Not only is there water in the desert at Ash Meadows, there’s also a bottomless pit as well. Even more importantly, this bottomless pit isn’t just any bottomless pit: it’s full of water – fossil water – that’s fed from an underground aquifer. If a bottomless pit that happens to be full of water isn’t quite interesting enough for you, I’ve got another fact about this geologic feature that might sweeten the deal for you: it contains a species of fish –pupfish - that has been isolated from the rest of the world for over 10,000 years, and only lives in this one specific spot. If that isn’t enough to make you want to visit the Devils Hole, I learned first-hand that the whole area has more security than some jails. That’s right: the Devils Hole has so much security and protection, it makes one wonder if what’s in the hole is really being protected; or if we, the denizens of the planet are being protected from what’s in the Devils Hole.
I learned about the Devils Hole many years ago while I was taking a geology class back in college. Back then, the Professor told my class all of the above facts, and politely suggested that if we were in the area, it would be an amazing thing to see. Like many things, I filed it away for future reference, and when I got to Ash Meadows, I was interested to see what the infamous Devils Hole looked like. In the interests of full disclosure, let me confess the following: I had no idea what the Devils Hole would look like, except for some hazy memories of slides I might have seen a long time ago. I assumed that it would be like parts of Ash Meadows: meaning, an area with a pool of water that I could stare into and maybe see some of the descendants of the original pupfish. I imagined it would look more or less like the picture HERE that the National Park Service provides in describing the area.
While my assumption was actually quite reasonable, and the area no doubt looked that way at some point, the area now resembles a super-max prison, or perhaps the entrance to Area 51 or some other hardened secret government lab. I can only assume that in order to protect the site – and the pupfish within it, the National Park Service decided to surround the area with a fifteen foot high fence that is topped with razor wire. Similarly, I can only assume that the National Park Service also decided to construct the bunker/tunnel viewing area out of a similar desire to protect: a) park visitors; and b) the ecosystem within the Devils Hole. As a big proponent of conservation and wilderness protection, I get the reasons: the Devils Hole is an area with a unique and endangered species that exists nowhere else on the planet. I completely understand that. It is, however, a bit odd to travel through the complex to peer into a darkened cave/hole where you can only glimpse a small amount of water.

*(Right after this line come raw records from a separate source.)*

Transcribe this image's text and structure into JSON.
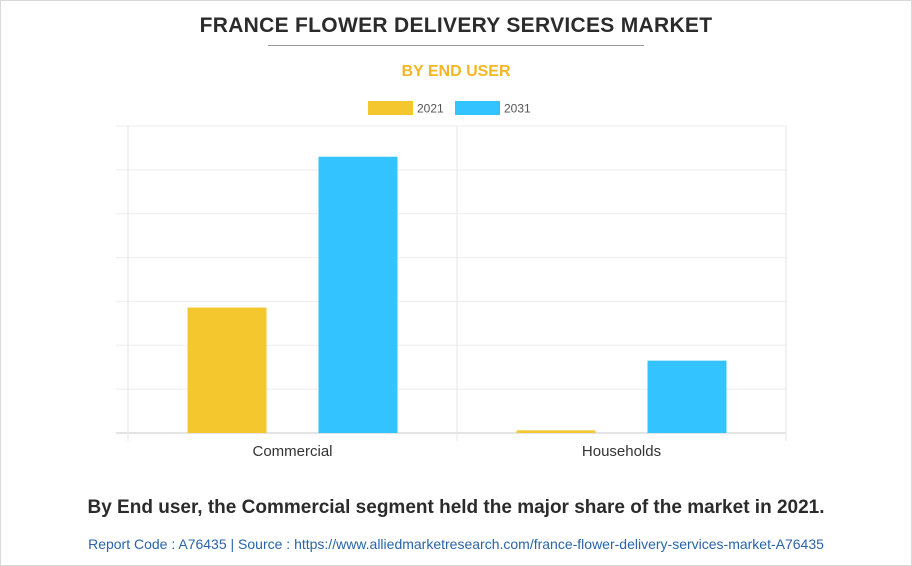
{
  "header": {
    "title": "FRANCE FLOWER DELIVERY SERVICES MARKET",
    "subtitle": "BY END USER"
  },
  "colors": {
    "series_2021": "#f4c72e",
    "series_2031": "#33c4ff",
    "subtitle": "#f5b623",
    "footer": "#2a64a8"
  },
  "chart_data": {
    "type": "bar",
    "categories": [
      "Commercial",
      "Households"
    ],
    "series": [
      {
        "name": "2021",
        "values": [
          28.6,
          0.6
        ]
      },
      {
        "name": "2031",
        "values": [
          63,
          16.5
        ]
      }
    ],
    "ylim": [
      0,
      70
    ],
    "grid": true,
    "legend": "top-center",
    "xlabel": "",
    "ylabel": ""
  },
  "caption": "By End user, the Commercial segment held the major share of the market in 2021.",
  "footer": {
    "text": "Report Code : A76435  |  Source : https://www.alliedmarketresearch.com/france-flower-delivery-services-market-A76435"
  }
}
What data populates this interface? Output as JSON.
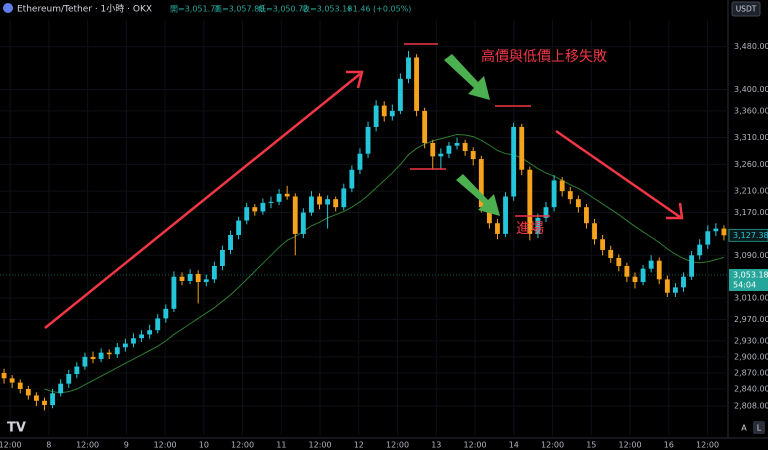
{
  "chart_data": {
    "type": "candlestick",
    "symbol": "Ethereum/Tether · 1小時 · OKX",
    "ohlc_header": [
      "開=3,051.71",
      "高=3,057.80",
      "低=3,050.72",
      "收=3,053.18"
    ],
    "change": "+1.46 (+0.05%)",
    "currency": "USDT",
    "annotations": [
      "高價與低價上移失敗",
      "進場"
    ],
    "buttons": [
      "A",
      "L"
    ],
    "up_color": "#26c6da",
    "down_color": "#f5a21c",
    "ma_color": "#2e7d32",
    "ylim": [
      2754,
      3530
    ],
    "yticks": [
      {
        "value": 3480,
        "label": "3,480.00"
      },
      {
        "value": 3400,
        "label": "3,400.00"
      },
      {
        "value": 3360,
        "label": "3,360.00"
      },
      {
        "value": 3310,
        "label": "3,310.00"
      },
      {
        "value": 3260,
        "label": "3,260.00"
      },
      {
        "value": 3210,
        "label": "3,210.00"
      },
      {
        "value": 3170,
        "label": "3,170.00"
      },
      {
        "value": 3090,
        "label": "3,090.00"
      },
      {
        "value": 3010,
        "label": "3,010.00"
      },
      {
        "value": 2970,
        "label": "2,970.00"
      },
      {
        "value": 2930,
        "label": "2,930.00"
      },
      {
        "value": 2900,
        "label": "2,900.00"
      },
      {
        "value": 2870,
        "label": "2,870.00"
      },
      {
        "value": 2840,
        "label": "2,840.00"
      },
      {
        "value": 2808,
        "label": "2,808.00"
      }
    ],
    "xlim": [
      -0.5,
      89.5
    ],
    "xticks": [
      {
        "value": 0.75,
        "label": "12:00"
      },
      {
        "value": 5.54,
        "label": "8"
      },
      {
        "value": 10.33,
        "label": "12:00"
      },
      {
        "value": 15.12,
        "label": "9"
      },
      {
        "value": 19.91,
        "label": "12:00"
      },
      {
        "value": 24.7,
        "label": "10"
      },
      {
        "value": 29.49,
        "label": "12:00"
      },
      {
        "value": 34.28,
        "label": "11"
      },
      {
        "value": 39.07,
        "label": "12:00"
      },
      {
        "value": 43.86,
        "label": "12"
      },
      {
        "value": 48.65,
        "label": "12:00"
      },
      {
        "value": 53.44,
        "label": "13"
      },
      {
        "value": 58.23,
        "label": "12:00"
      },
      {
        "value": 63.02,
        "label": "14"
      },
      {
        "value": 67.81,
        "label": "12:00"
      },
      {
        "value": 72.6,
        "label": "15"
      },
      {
        "value": 77.39,
        "label": "12:00"
      },
      {
        "value": 82.18,
        "label": "16"
      },
      {
        "value": 86.97,
        "label": "12:00"
      }
    ],
    "last_price": {
      "value": 3127.38,
      "label": "3,127.38"
    },
    "current_price": {
      "value": 3053.18,
      "label": "3,053.18",
      "countdown": "54:04"
    },
    "candles": [
      [
        2870,
        2878,
        2850,
        2860
      ],
      [
        2860,
        2866,
        2842,
        2852
      ],
      [
        2852,
        2858,
        2832,
        2840
      ],
      [
        2840,
        2846,
        2820,
        2828
      ],
      [
        2828,
        2834,
        2808,
        2818
      ],
      [
        2818,
        2824,
        2800,
        2810
      ],
      [
        2810,
        2840,
        2804,
        2832
      ],
      [
        2832,
        2858,
        2826,
        2850
      ],
      [
        2850,
        2876,
        2842,
        2868
      ],
      [
        2868,
        2890,
        2860,
        2882
      ],
      [
        2882,
        2908,
        2876,
        2900
      ],
      [
        2900,
        2910,
        2888,
        2896
      ],
      [
        2896,
        2916,
        2890,
        2908
      ],
      [
        2908,
        2914,
        2896,
        2905
      ],
      [
        2905,
        2926,
        2898,
        2918
      ],
      [
        2918,
        2934,
        2910,
        2925
      ],
      [
        2925,
        2944,
        2918,
        2935
      ],
      [
        2935,
        2950,
        2928,
        2942
      ],
      [
        2942,
        2960,
        2934,
        2950
      ],
      [
        2950,
        2980,
        2944,
        2972
      ],
      [
        2972,
        2998,
        2964,
        2990
      ],
      [
        2990,
        3060,
        2984,
        3050
      ],
      [
        3050,
        3058,
        3034,
        3042
      ],
      [
        3042,
        3064,
        3036,
        3055
      ],
      [
        3055,
        3062,
        3000,
        3040
      ],
      [
        3040,
        3054,
        3032,
        3045
      ],
      [
        3045,
        3078,
        3038,
        3070
      ],
      [
        3070,
        3108,
        3062,
        3100
      ],
      [
        3100,
        3136,
        3092,
        3128
      ],
      [
        3128,
        3162,
        3120,
        3155
      ],
      [
        3155,
        3188,
        3148,
        3180
      ],
      [
        3180,
        3186,
        3164,
        3172
      ],
      [
        3172,
        3196,
        3166,
        3188
      ],
      [
        3188,
        3200,
        3178,
        3190
      ],
      [
        3190,
        3214,
        3184,
        3205
      ],
      [
        3205,
        3220,
        3194,
        3200
      ],
      [
        3200,
        3206,
        3090,
        3130
      ],
      [
        3130,
        3178,
        3122,
        3170
      ],
      [
        3170,
        3210,
        3164,
        3200
      ],
      [
        3200,
        3206,
        3176,
        3185
      ],
      [
        3185,
        3202,
        3140,
        3195
      ],
      [
        3195,
        3200,
        3172,
        3180
      ],
      [
        3180,
        3224,
        3174,
        3215
      ],
      [
        3215,
        3258,
        3208,
        3250
      ],
      [
        3250,
        3290,
        3242,
        3280
      ],
      [
        3280,
        3340,
        3272,
        3330
      ],
      [
        3330,
        3380,
        3322,
        3370
      ],
      [
        3370,
        3378,
        3340,
        3350
      ],
      [
        3350,
        3372,
        3342,
        3360
      ],
      [
        3360,
        3430,
        3354,
        3420
      ],
      [
        3420,
        3472,
        3412,
        3460
      ],
      [
        3460,
        3466,
        3350,
        3360
      ],
      [
        3360,
        3366,
        3290,
        3300
      ],
      [
        3300,
        3306,
        3250,
        3275
      ],
      [
        3275,
        3290,
        3250,
        3280
      ],
      [
        3280,
        3302,
        3272,
        3295
      ],
      [
        3295,
        3310,
        3288,
        3300
      ],
      [
        3300,
        3306,
        3276,
        3285
      ],
      [
        3285,
        3292,
        3258,
        3270
      ],
      [
        3270,
        3276,
        3170,
        3180
      ],
      [
        3180,
        3188,
        3140,
        3150
      ],
      [
        3150,
        3158,
        3120,
        3130
      ],
      [
        3130,
        3208,
        3124,
        3200
      ],
      [
        3200,
        3338,
        3192,
        3330
      ],
      [
        3330,
        3336,
        3240,
        3250
      ],
      [
        3250,
        3256,
        3118,
        3130
      ],
      [
        3130,
        3168,
        3122,
        3160
      ],
      [
        3160,
        3190,
        3152,
        3180
      ],
      [
        3180,
        3240,
        3172,
        3230
      ],
      [
        3230,
        3236,
        3200,
        3210
      ],
      [
        3210,
        3218,
        3186,
        3195
      ],
      [
        3195,
        3202,
        3170,
        3180
      ],
      [
        3180,
        3186,
        3140,
        3150
      ],
      [
        3150,
        3158,
        3110,
        3120
      ],
      [
        3120,
        3128,
        3090,
        3100
      ],
      [
        3100,
        3108,
        3076,
        3085
      ],
      [
        3085,
        3092,
        3060,
        3070
      ],
      [
        3070,
        3076,
        3040,
        3050
      ],
      [
        3050,
        3058,
        3028,
        3040
      ],
      [
        3040,
        3072,
        3034,
        3065
      ],
      [
        3065,
        3090,
        3058,
        3080
      ],
      [
        3080,
        3086,
        3036,
        3045
      ],
      [
        3045,
        3052,
        3012,
        3020
      ],
      [
        3020,
        3038,
        3012,
        3030
      ],
      [
        3030,
        3058,
        3022,
        3050
      ],
      [
        3050,
        3098,
        3044,
        3090
      ],
      [
        3090,
        3120,
        3082,
        3110
      ],
      [
        3110,
        3146,
        3102,
        3135
      ],
      [
        3135,
        3150,
        3126,
        3140
      ],
      [
        3140,
        3146,
        3118,
        3127.38
      ]
    ],
    "ma": [
      null,
      null,
      null,
      null,
      null,
      2840,
      2835,
      2833,
      2835,
      2840,
      2848,
      2856,
      2864,
      2872,
      2880,
      2888,
      2896,
      2904,
      2912,
      2920,
      2930,
      2942,
      2952,
      2962,
      2972,
      2982,
      2992,
      3004,
      3016,
      3030,
      3045,
      3060,
      3075,
      3090,
      3105,
      3118,
      3125,
      3135,
      3145,
      3152,
      3160,
      3166,
      3172,
      3180,
      3190,
      3202,
      3216,
      3230,
      3244,
      3260,
      3278,
      3290,
      3298,
      3304,
      3308,
      3312,
      3316,
      3315,
      3312,
      3305,
      3296,
      3286,
      3280,
      3278,
      3272,
      3262,
      3252,
      3244,
      3238,
      3230,
      3222,
      3215,
      3206,
      3196,
      3186,
      3176,
      3166,
      3155,
      3144,
      3134,
      3124,
      3114,
      3102,
      3092,
      3084,
      3078,
      3076,
      3078,
      3082,
      3086
    ]
  }
}
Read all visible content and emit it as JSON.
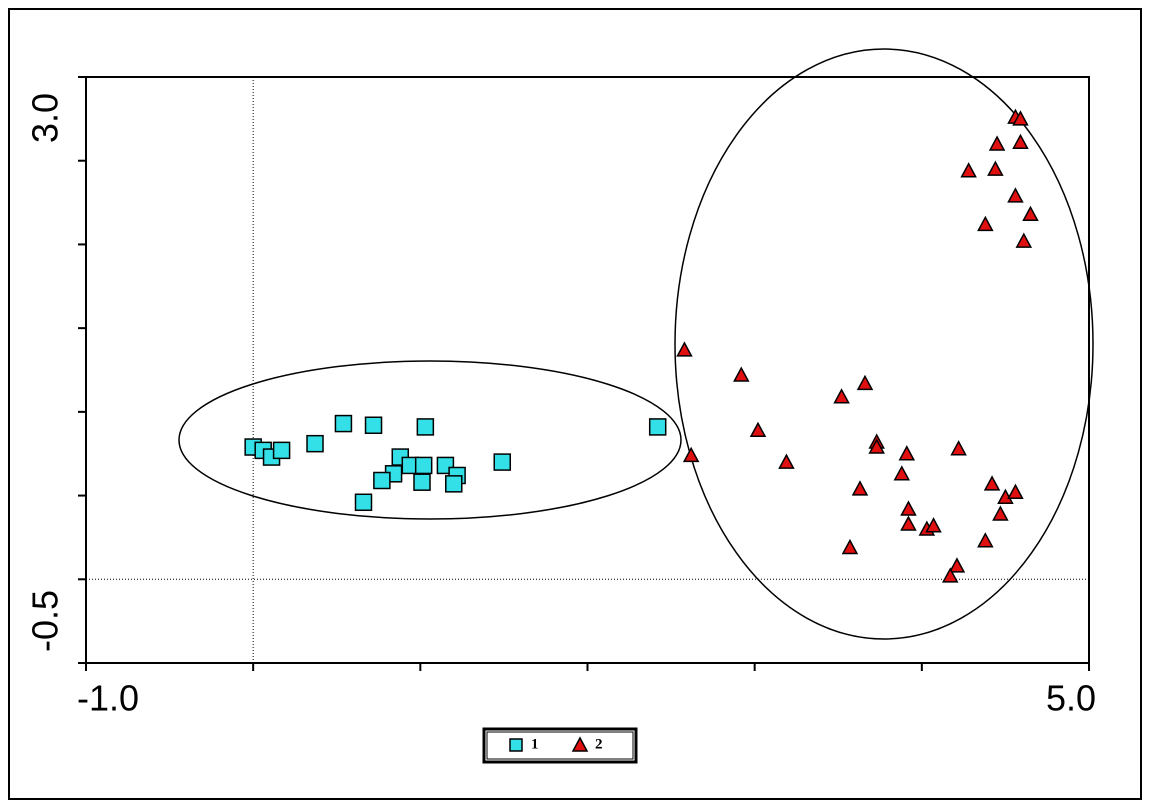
{
  "chart_data": {
    "type": "scatter",
    "xlim": [
      -1.0,
      5.0
    ],
    "ylim": [
      -0.5,
      3.0
    ],
    "xticks": [
      {
        "value": -1,
        "label": "-1.0"
      },
      {
        "value": 5,
        "label": "5.0"
      }
    ],
    "yticks": [
      {
        "value": -0.5,
        "label": "-0.5"
      },
      {
        "value": 3,
        "label": "3.0"
      }
    ],
    "xticks_minor": [
      0,
      1,
      2,
      3,
      4
    ],
    "yticks_minor": [
      0,
      0.5,
      1,
      1.5,
      2,
      2.5
    ],
    "reference_x": 0,
    "reference_y": 0,
    "legend": "bottom",
    "series": [
      {
        "name": "1",
        "color": "#33e0e8",
        "marker": "square",
        "x": [
          0.0,
          0.06,
          0.11,
          0.17,
          0.37,
          0.54,
          0.72,
          1.03,
          0.88,
          0.94,
          1.02,
          0.84,
          0.77,
          1.01,
          1.15,
          1.22,
          1.2,
          0.66,
          1.49,
          2.42
        ],
        "values": [
          0.79,
          0.77,
          0.73,
          0.77,
          0.81,
          0.93,
          0.92,
          0.91,
          0.73,
          0.68,
          0.68,
          0.63,
          0.59,
          0.58,
          0.68,
          0.62,
          0.57,
          0.46,
          0.7,
          0.91
        ]
      },
      {
        "name": "2",
        "color": "#e01010",
        "marker": "triangle",
        "x": [
          2.58,
          2.62,
          2.92,
          3.02,
          3.19,
          3.52,
          3.66,
          3.73,
          3.73,
          3.63,
          3.57,
          3.88,
          3.91,
          3.92,
          3.92,
          4.03,
          4.07,
          4.22,
          4.21,
          4.17,
          4.38,
          4.42,
          4.47,
          4.5,
          4.56,
          4.28,
          4.38,
          4.44,
          4.45,
          4.56,
          4.56,
          4.59,
          4.59,
          4.65,
          4.61
        ],
        "values": [
          1.37,
          0.74,
          1.22,
          0.89,
          0.7,
          1.09,
          1.17,
          0.82,
          0.79,
          0.54,
          0.19,
          0.63,
          0.75,
          0.42,
          0.33,
          0.3,
          0.32,
          0.78,
          0.08,
          0.02,
          0.23,
          0.57,
          0.39,
          0.49,
          0.52,
          2.44,
          2.12,
          2.45,
          2.6,
          2.29,
          2.76,
          2.75,
          2.61,
          2.18,
          2.02
        ]
      }
    ]
  }
}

Moreover, if you’re like me, and have an overactive imagination, the whole setup seems strange. Picture this: you’re in the middle of the desert. You’re miles away from any other person. You have no cell service. In fact, as far as you know it, all other life on this planet might have ended for whatever reason. Then, you see it. A small hill with ringed with a black chain link fence, forming some sort of compound. The only way into that compound? A single entrance made out of strong steel on both sides that curves up and around. Would you enter the steel mesh tunnel? Are those voices you hear coming out of the nearby cave/pool of water? Is the Devils Hole called the Devils Hole not because of the extreme 110 degree heat, but because, in reality it is one of the seven gates to Hell on Earth, and the Government/Secret Agency has it locked down, not to protect the “pupfish” but to protect us, the inhabitants of the planet from doom, gloom and endless torment? Or, is this an area that isn’t something supernatural, but something….alien? Doesn’t this strange installation with its strange signs and lack of visitors sound exactly like something from any B-Grade movie that has been released ever?
I don’t know about you, but to me, all of this seems/sounds like something that could happen. Or maybe I’ve seen too many movies. Even though it was hot when I was there, I did not see or hear anything out of the ordinary, and I even clambered about on the surrounding mountain slopes just because I could. The only thing that was super odd was the chuckwalla that was too lazy to run off. On second thought, maybe that is evidence in itself of a secret government lab: it was a robot chuckwalla that was surveiling me. In any case, if you’re going to visit the Devils Hole, you should know that you’re not going to be able to see much, if anything at all. There are much better things to see in Ash Meadows, but if you’re there, it’s worth a side trip because even if it’s not something surreal, it’s worth seeing.
Directions: Follow the directions in my article about Ash Meadows; from Ash Meadows, the area is well signed, and from the parking area, it is a .25 mile walk to the Devils Hole itself over flat terrain.
Interesting Facts: The Devils Hole is spelled with no apostrophe. Also, the hole is considered “bottomless” because when it was being surveyed, the study surveyed down to 500 feet and stopped, so as not to damage the environment. In all likelihood, it has a bottom…or does it? The Hole is also home to the Devils Hole Pupfish; and is part of Death Valley National Park – even though it is not connected to the park!